On April 4, the author of Last Child in the Woods came to Cosumnes River College and discussed some topics related to his book.
The recital hall was filled almost completely full and many students had his book with them for the event and book signing afterwards.
Richard Louv was interviewed by nutrition major Nick Kopp, and shared many interesting thoughts, as well as elaborated on his book. Following his interview, Louv answered some questions from the crowd.
Last Child in the Woods was published in 2005 and has been picked up as an interdepartmental study book by the CRC english department. The book deals with the issue of the divide between nature and children, which Louv refers to as nature-deficit.
Louv wanted to make sure the audience knew he is not against technology, but he is “pro balance.”
Education and the need for educators to provide students with more time outside in nature rather than replacing it with time in front of screens is a big deal to Louv.
“I think for every dollar spent on technology in education, another should be spent at least on real world – particularly nature,” Louv said.
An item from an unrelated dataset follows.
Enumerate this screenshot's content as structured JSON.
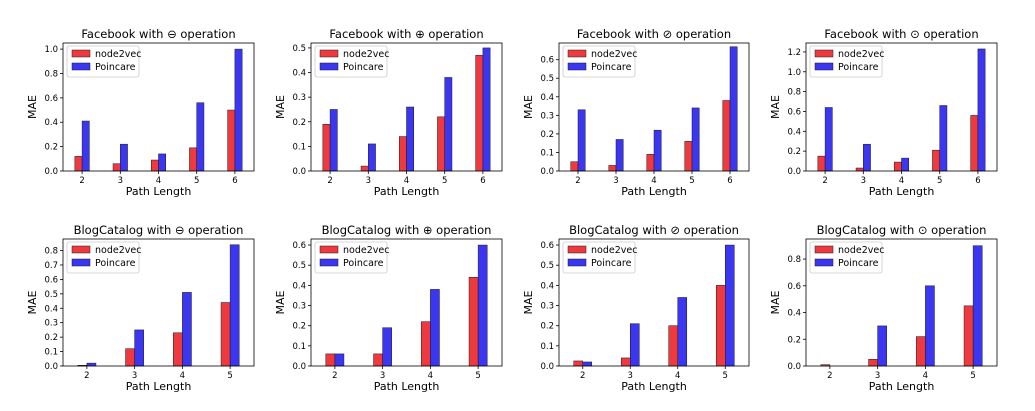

Louv has created something he calls the ‘New Nature Movement,’ a social movement to promote the importance of nature in a child’s life and also a way to change the way technology is being placed into children’s lives in schools.
“[The] education system doesn’t invite us to meetings. It’s the technology industry at work. They have iPads and computers in schools. They don’t talk about going outside,” said Louv. “In more and more school districts, recess has either been cancelled or cut back radically, when we know from the research that going outside raises test scores.”
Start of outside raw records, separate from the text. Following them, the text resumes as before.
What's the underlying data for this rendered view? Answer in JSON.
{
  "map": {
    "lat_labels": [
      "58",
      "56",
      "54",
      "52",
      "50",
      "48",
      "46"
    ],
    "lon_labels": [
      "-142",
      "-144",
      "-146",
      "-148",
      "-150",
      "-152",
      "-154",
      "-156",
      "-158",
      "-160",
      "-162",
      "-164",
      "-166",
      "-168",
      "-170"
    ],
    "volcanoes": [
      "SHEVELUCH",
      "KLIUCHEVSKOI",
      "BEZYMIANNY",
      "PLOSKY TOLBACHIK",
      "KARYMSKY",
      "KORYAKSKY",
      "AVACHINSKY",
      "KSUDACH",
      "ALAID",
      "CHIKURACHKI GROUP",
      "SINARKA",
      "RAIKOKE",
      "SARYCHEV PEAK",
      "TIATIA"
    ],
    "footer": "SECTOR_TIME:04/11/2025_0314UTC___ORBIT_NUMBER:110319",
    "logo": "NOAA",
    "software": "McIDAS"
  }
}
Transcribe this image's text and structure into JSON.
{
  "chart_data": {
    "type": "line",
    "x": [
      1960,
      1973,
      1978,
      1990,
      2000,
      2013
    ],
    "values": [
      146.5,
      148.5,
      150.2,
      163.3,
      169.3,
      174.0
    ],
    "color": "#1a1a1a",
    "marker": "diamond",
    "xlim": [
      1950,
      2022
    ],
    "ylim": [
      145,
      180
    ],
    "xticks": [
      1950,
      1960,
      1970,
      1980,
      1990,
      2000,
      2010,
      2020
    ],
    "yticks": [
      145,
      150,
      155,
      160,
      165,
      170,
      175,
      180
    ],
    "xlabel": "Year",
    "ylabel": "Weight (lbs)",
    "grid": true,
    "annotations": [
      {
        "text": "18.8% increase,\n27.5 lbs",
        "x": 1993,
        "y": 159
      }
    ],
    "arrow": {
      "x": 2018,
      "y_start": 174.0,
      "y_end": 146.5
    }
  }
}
Louv also wanted the audience to know that there is no right way to grow up, and that everyone’s experience is going to be different.
“I came to nature through the woods,” said Louv. “I grew up in Kansas City on the suburban edge. I could walk out my backdoor, through the yard, to the edge into the cornfield behind our house and on into the woods that seemed to go on forever. Those woods entered my heart, and even though the bulldozers finally came, those woods are still in my heart and I go to those woods sometimes, and I find something bigger there than the problems I see on CNN.”